Along with power outages for millions, large scale property damage, and loss of life, the full extent of the damage will only become clear over the coming weeks. Initial industry loss estimates place Hurricane Ian likely in the USD 50bn to USD 70bn range for the Florida landfall, and ca. USD 1.5bn for South Carolina but still with uncertainty around the final number. People are only beginning to return to their homes, and with this the first claims will soon start coming in and within a few weeks we will start seeing how large the damage was.
At this level of industry loss, we are expecting a number of catastrophe bonds to be depleted, particularly those from the National Flood Insurance Program (NFIP) called “Floodsmart”, some of the indemnity bonds purchased by Floridian insurers, and potentially the junior tranches of some index-linked catastrophe bonds should the industry loss total be at the higher end of estimates, or grow beyond them. In addition, this event will have added potentially significant erosion to any aggregate catastrophe bonds, meaning that should there be other meaningful events in the remainder of 2022 that more catastrophe bonds could be at risk from an aggregation of events.
Over the weekend, we have received the regular weekly pricing data from brokers which indicate valuation losses for most funds and the cat bond market in the mid-single digit area.

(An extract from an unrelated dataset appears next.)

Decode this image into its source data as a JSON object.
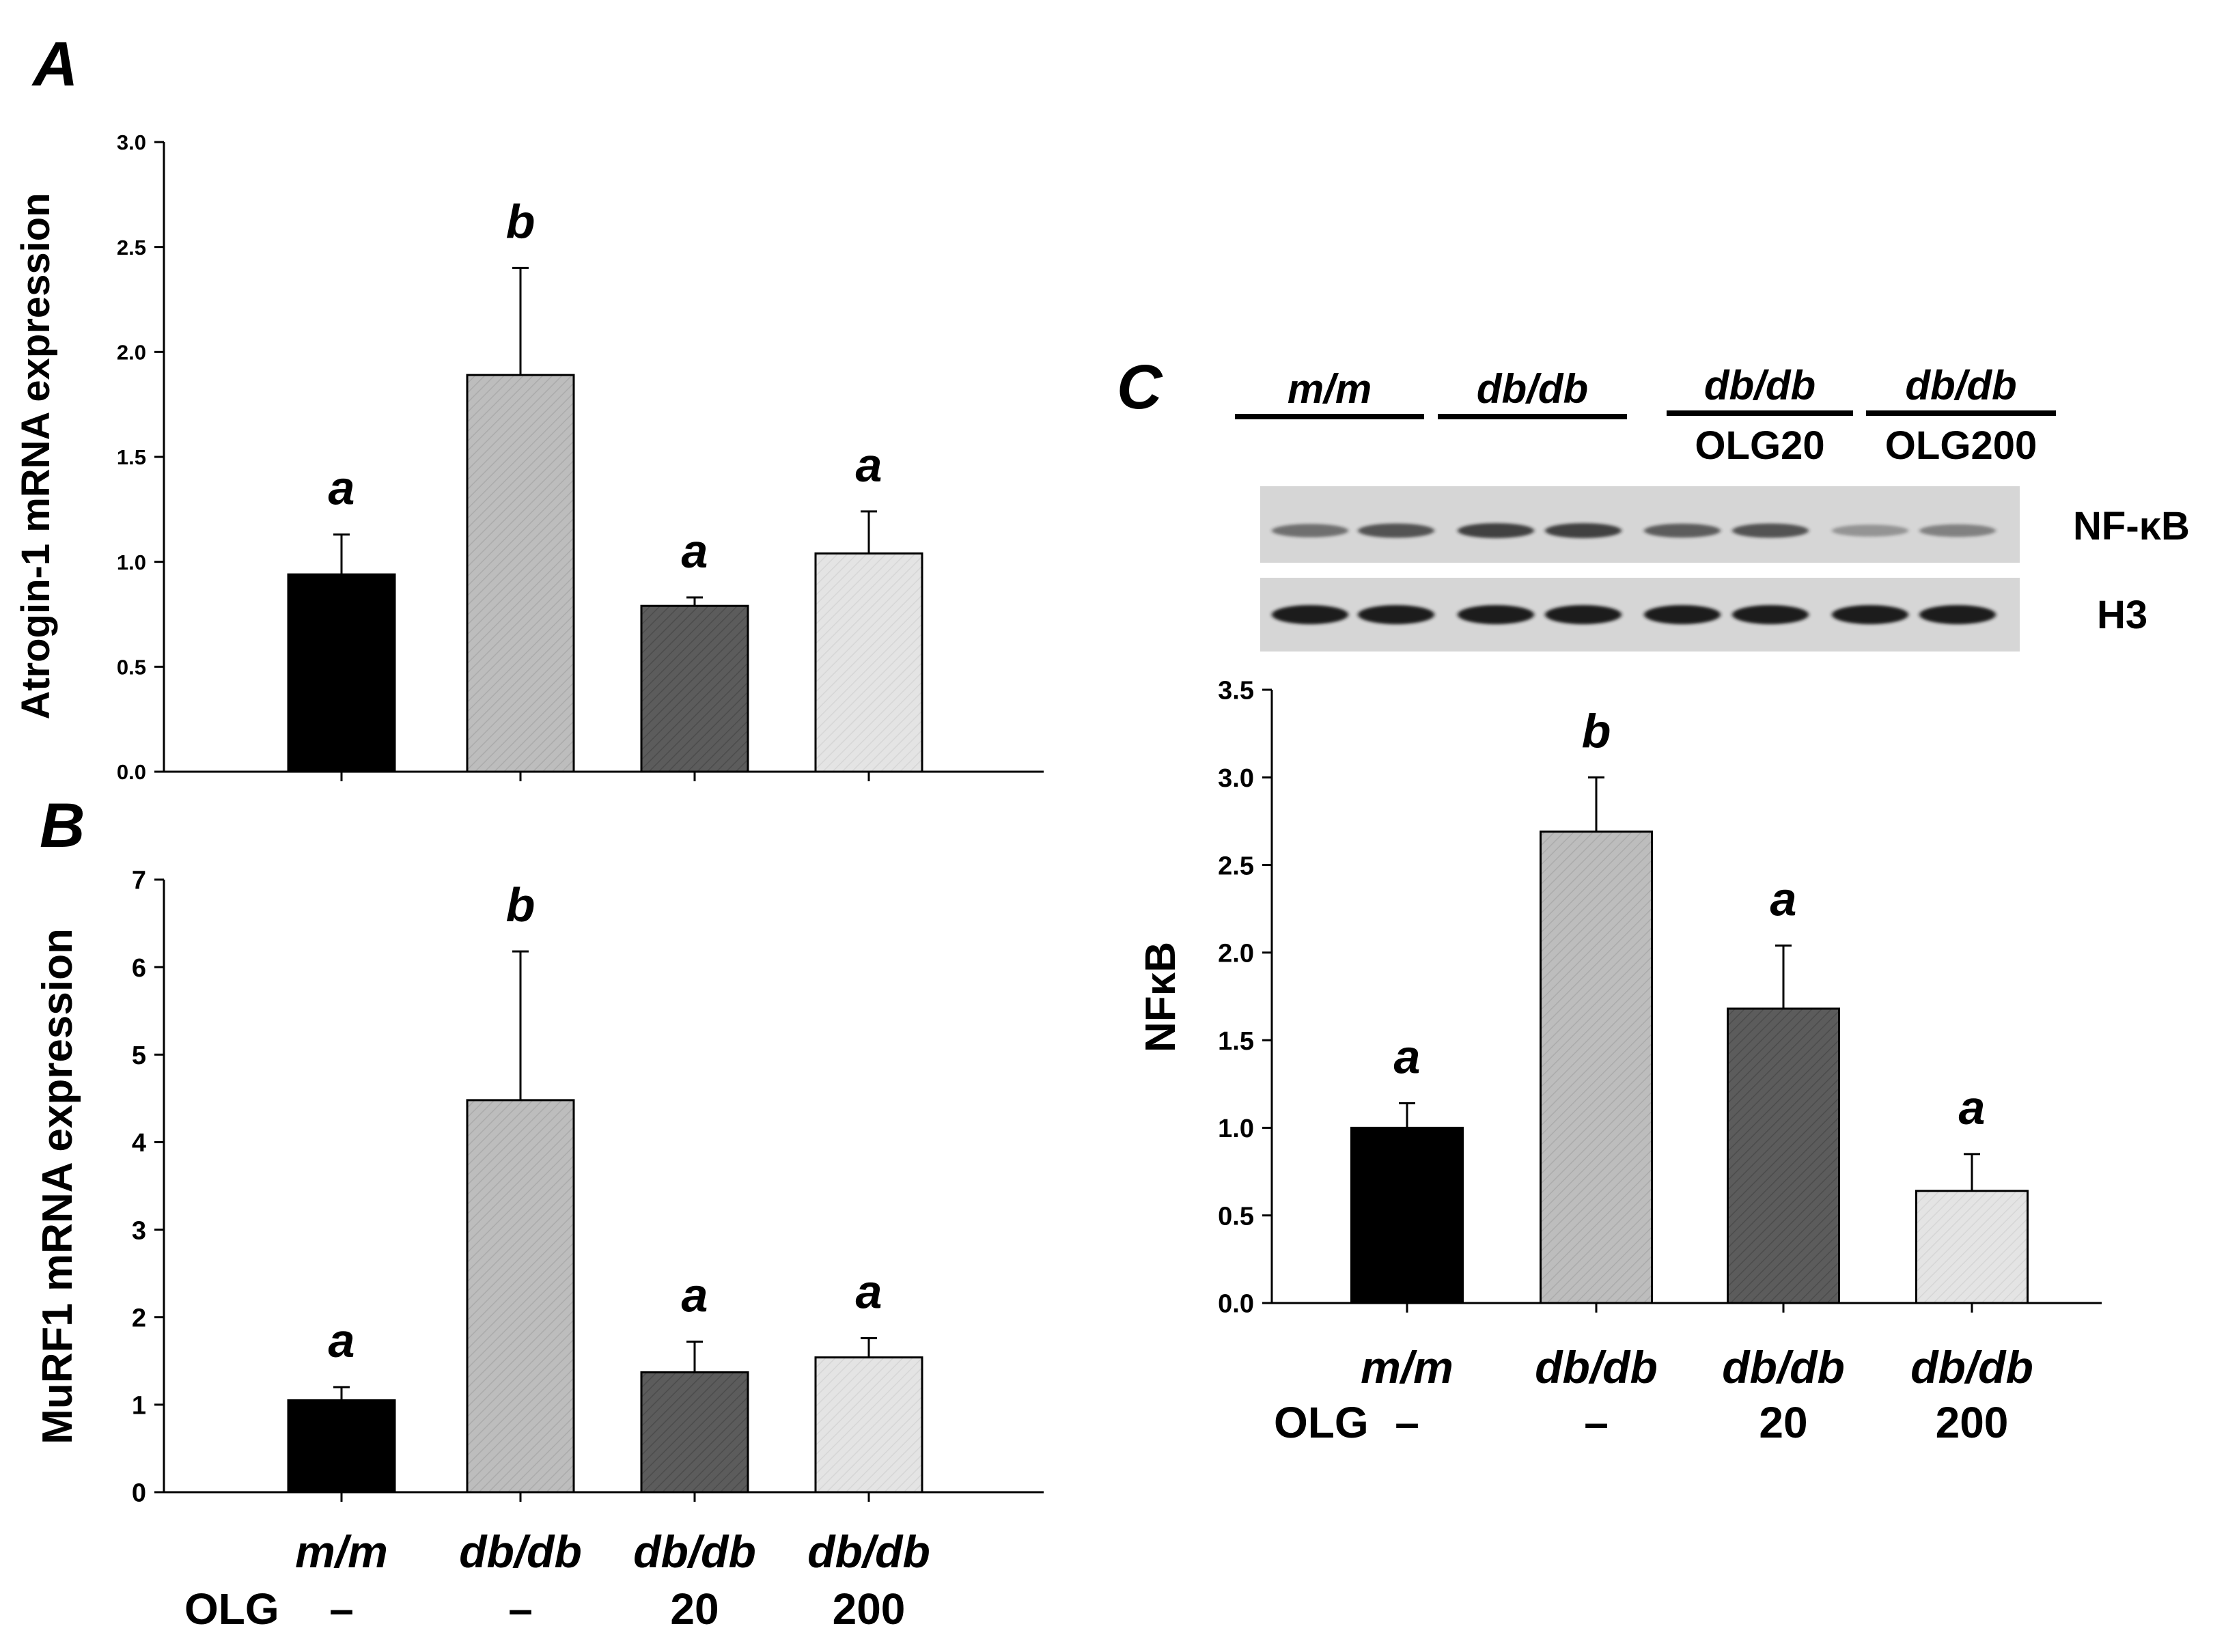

Currently situated in the Eastern Pacific, it is due to make landfall in Mexico near Mazatlán, Sinaloa as a category 1 storm within the coming 24 hours. There is a parametric catastrophe bond that is at risk, but it is triggered from a hurricane having a central pressure below a specific value. Current indications look at though this should not currently be an issue for triggering the bond.
The Atlantic continues to be active with two areas having the potential to form a hurricane in the coming five days.
Source: NOAA NHC (National Oceanic and Atmospheric Administration, National Hurricane Centre)
Twelve Capital continues to closely monitor any catastrophe events and will issue specific updates on any relevant new major events that occur.